Мне стало казаться, что я уничтожаю Сафо своим присутствием. Мне казалось, что я должен уезжать, что я всё испортил, но как умирающий уже наркоман, лежал на койке хосписа и просил ещё героина.
Не мог себе представить, что уеду от неё. Каждый вечер говорил, что всё. Утром еду в аэропорт. Каждое утро просил у самого себя ещё один день. Как только видел Сафо и её улыбку — сразу просил.
Если бы только знать… было бы всё иначе. Ни потускневших глаз, ни бесконечных слёз. Так, кажется, пели Кити Щербацкая и Анна Каренина? Правы они были. А я не прав.
В тот день Сафо была уже на грани, она дёргалась и говорила ерунду.
— Пойдём во дворец? Нет… там скучно. Не знаю. Куда хочешь?
И замолкала. У неё будто закончились силы терпеть что-то тяжелое и вязкое, в чём она, как лягушка, тонула. Я видел её насквозь, но не решался спросить, страдая самообманом.
Мы пошли во дворец, но Сафо там не понравилось. Мы пошли обедать, но это её тоже не устроило. Мы пошли кататься на пароме, и Сафо спросила, не хочу ли я поехать в другой город. Свалить из этого места.
Не захотел.
Если бы только знать… было бы всё иначе. Ни потускневших глаз, ни бесконечных слёз.
Да-да, девчонки. Всё правильно вы говорили.
— Сафо? — я набрался храбрости, когда мы с ней сидели в кафе наверху Галатской Башни. Кормили там ужасно, латте не подавали, хоть он и имелся в меню. Мы пили чай и ели жутчайший лимонный чизкейк. И я увидел слезу на щеке Сафо, от чего тошнотный ужас поднялся к горлу.
Тремором сводило пальцы, это нервное состояние, знаете?
Не перед важным шагом, нет. Оно возникает перед предчувствием беды. Перед походом к директору школы, перед тем, как мама вернётся с собрания.

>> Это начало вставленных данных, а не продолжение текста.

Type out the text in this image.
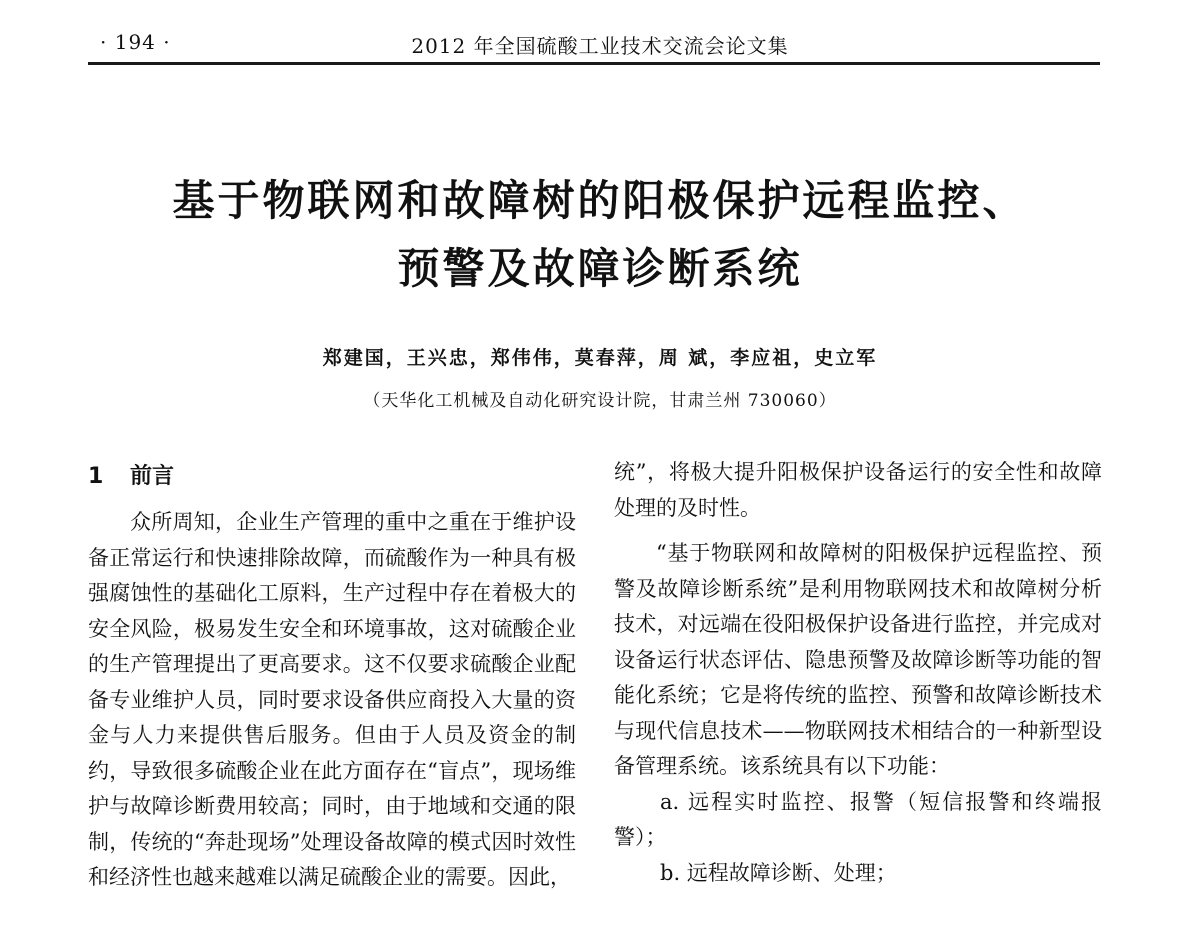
· 194 ·	2012 年全国硫酸工业技术交流会论文集
基于物联网和故障树的阳极保护远程监控、
预警及故障诊断系统
郑建国，王兴忠，郑伟伟，莫春萍，周 斌，李应祖，史立军
（天华化工机械及自动化研究设计院，甘肃兰州 730060）
1 前言

众所周知，企业生产管理的重中之重在于维护设备正常运行和快速排除故障，而硫酸作为一种具有极强腐蚀性的基础化工原料，生产过程中存在着极大的安全风险，极易发生安全和环境事故，这对硫酸企业的生产管理提出了更高要求。这不仅要求硫酸企业配备专业维护人员，同时要求设备供应商投入大量的资金与人力来提供售后服务。但由于人员及资金的制约，导致很多硫酸企业在此方面存在“盲点”，现场维护与故障诊断费用较高；同时，由于地域和交通的限制，传统的“奔赴现场”处理设备故障的模式因时效性和经济性也越来越难以满足硫酸企业的需要。因此，

统”，将极大提升阳极保护设备运行的安全性和故障处理的及时性。

“基于物联网和故障树的阳极保护远程监控、预警及故障诊断系统”是利用物联网技术和故障树分析技术，对远端在役阳极保护设备进行监控，并完成对设备运行状态评估、隐患预警及故障诊断等功能的智能化系统；它是将传统的监控、预警和故障诊断技术与现代信息技术——物联网技术相结合的一种新型设备管理系统。该系统具有以下功能：

a. 远程实时监控、报警（短信报警和终端报警）；

b. 远程故障诊断、处理；
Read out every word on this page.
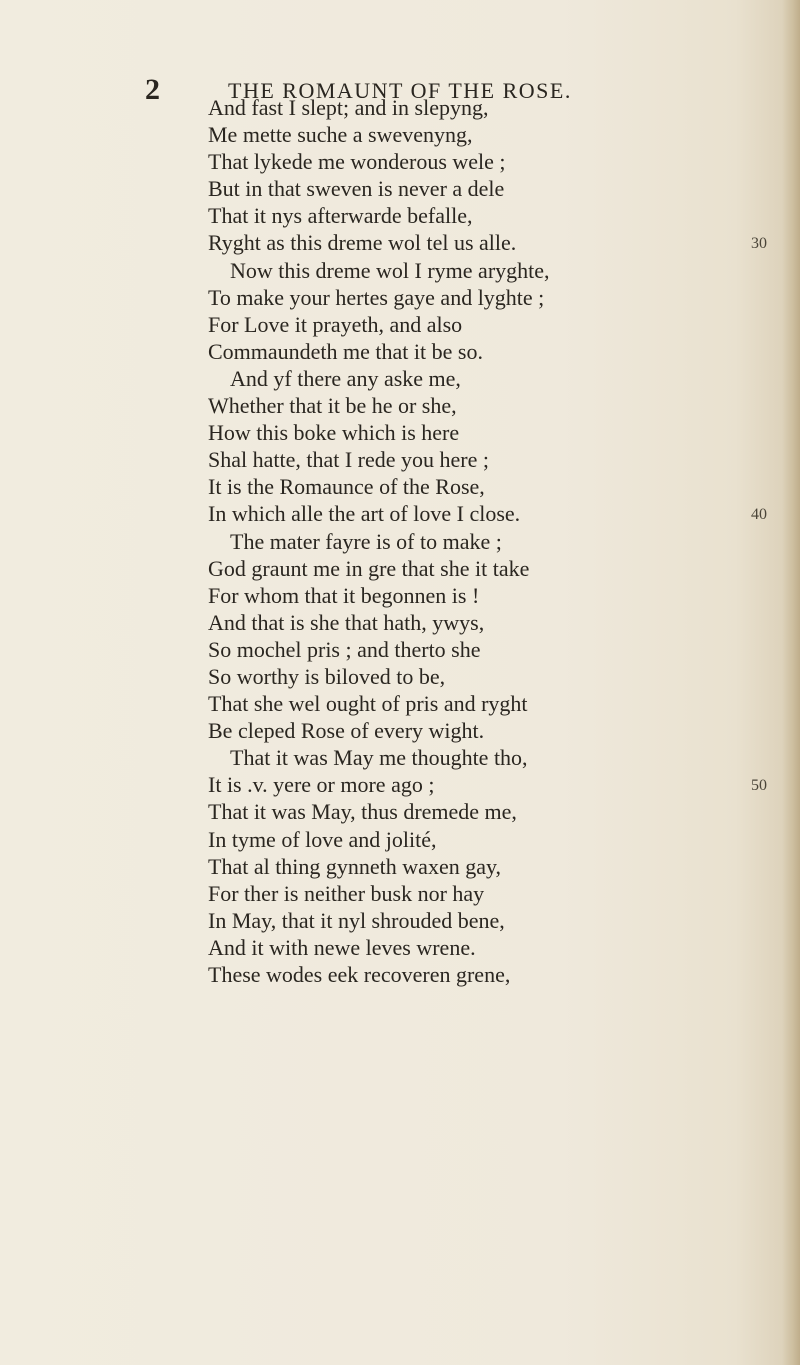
2	THE ROMAUNT OF THE ROSE.
And fast I slept; and in slepyng,
Me mette suche a swevenyng,
That lykede me wonderous wele ;
But in that sweven is never a dele
That it nys afterwarde befalle,
Ryght as this dreme wol tel us alle.	30
Now this dreme wol I ryme aryghte,
To make your hertes gaye and lyghte ;
For Love it prayeth, and also
Commaundeth me that it be so.
And yf there any aske me,
Whether that it be he or she,
How this boke which is here
Shal hatte, that I rede you here ;
It is the Romaunce of the Rose,
In which alle the art of love I close.	40
The mater fayre is of to make ;
God graunt me in gre that she it take
For whom that it begonnen is !
And that is she that hath, ywys,
So mochel pris ; and therto she
So worthy is biloved to be,
That she wel ought of pris and ryght
Be cleped Rose of every wight.
That it was May me thoughte tho,
It is .v. yere or more ago ;	50
That it was May, thus dremede me,
In tyme of love and jolité,
That al thing gynneth waxen gay,
For ther is neither busk nor hay
In May, that it nyl shrouded bene,
And it with newe leves wrene.
These wodes eek recoveren grene,
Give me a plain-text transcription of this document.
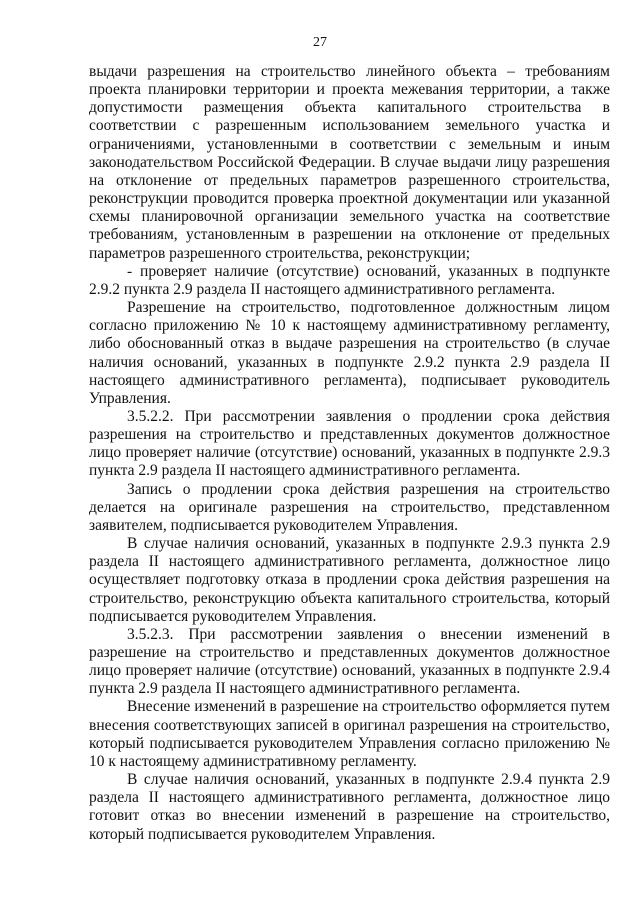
27

выдачи разрешения на строительство линейного объекта – требованиям проекта планировки территории и проекта межевания территории, а также допустимости размещения объекта капитального строительства в соответствии с разрешенным использованием земельного участка и ограничениями, установленными в соответствии с земельным и иным законодательством Российской Федерации. В случае выдачи лицу разрешения на отклонение от предельных параметров разрешенного строительства, реконструкции проводится проверка проектной документации или указанной схемы планировочной организации земельного участка на соответствие требованиям, установленным в разрешении на отклонение от предельных параметров разрешенного строительства, реконструкции;

- проверяет наличие (отсутствие) оснований, указанных в подпункте 2.9.2 пункта 2.9 раздела II настоящего административного регламента.

Разрешение на строительство, подготовленное должностным лицом согласно приложению № 10 к настоящему административному регламенту, либо обоснованный отказ в выдаче разрешения на строительство (в случае наличия оснований, указанных в подпункте 2.9.2 пункта 2.9 раздела II настоящего административного регламента), подписывает руководитель Управления.

3.5.2.2. При рассмотрении заявления о продлении срока действия разрешения на строительство и представленных документов должностное лицо проверяет наличие (отсутствие) оснований, указанных в подпункте 2.9.3 пункта 2.9 раздела II настоящего административного регламента.

Запись о продлении срока действия разрешения на строительство делается на оригинале разрешения на строительство, представленном заявителем, подписывается руководителем Управления.

В случае наличия оснований, указанных в подпункте 2.9.3 пункта 2.9 раздела II настоящего административного регламента, должностное лицо осуществляет подготовку отказа в продлении срока действия разрешения на строительство, реконструкцию объекта капитального строительства, который подписывается руководителем Управления.

3.5.2.3. При рассмотрении заявления о внесении изменений в разрешение на строительство и представленных документов должностное лицо проверяет наличие (отсутствие) оснований, указанных в подпункте 2.9.4 пункта 2.9 раздела II настоящего административного регламента.

Внесение изменений в разрешение на строительство оформляется путем внесения соответствующих записей в оригинал разрешения на строительство, который подписывается руководителем Управления согласно приложению № 10 к настоящему административному регламенту.

В случае наличия оснований, указанных в подпункте 2.9.4 пункта 2.9 раздела II настоящего административного регламента, должностное лицо готовит отказ во внесении изменений в разрешение на строительство, который подписывается руководителем Управления.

Я даже не помню, когда чувствовал что-то такое во взрослой жизни. Так всё просто и смешно у меня было до этого чёртова дня, до этого кафе наверху Галатской Башни, до плачущей Сафо. Во второй раз плачущей и трогающей меня.
В первый раз, когда она вот такая свалилась на мою голову я обрёл что-то огромное и важное, самое важное. Во второй раз мне показалось, что у меня это отберут.
Подошёл к ней и встал на колени, рядом. Она сама подалась вперёд и прижалась ко мне губами. Они были сладкие от чая и чизкейка, пахли лимоном. Сафо прижалась к моему лбу своим, уткнулась носом в мою щёку и тяжело всхлипнула. Она будто хотела спрятаться.
— Что? — спросил я, неопределённо.
— Спрячь меня, милый, — шепнула она, подтверждая мою глупую догадку.
Я её обнял, нагло и прилюдно. Она забилась, свернулась в моих руках, спрятала лицо в моей футболке и глубоко задышала.
— Ты скажешь мне?
— Ты отобрал у меня неделю раздумий…
— Я понял уже, что зря выдумал эту глупую поездку. Мне жаль… Хочешь уеду? И мы просто всё это забудем. Ты вернёшься и всё исправится, наладится. Хочешь? Я тебя так сильно люблю, ты бы знала.. Если нужно потерпеть немного — я готов. Я потерплю. Мне трудно даются такие вещи, но почему нет? В конце концов… целая жизнь впереди.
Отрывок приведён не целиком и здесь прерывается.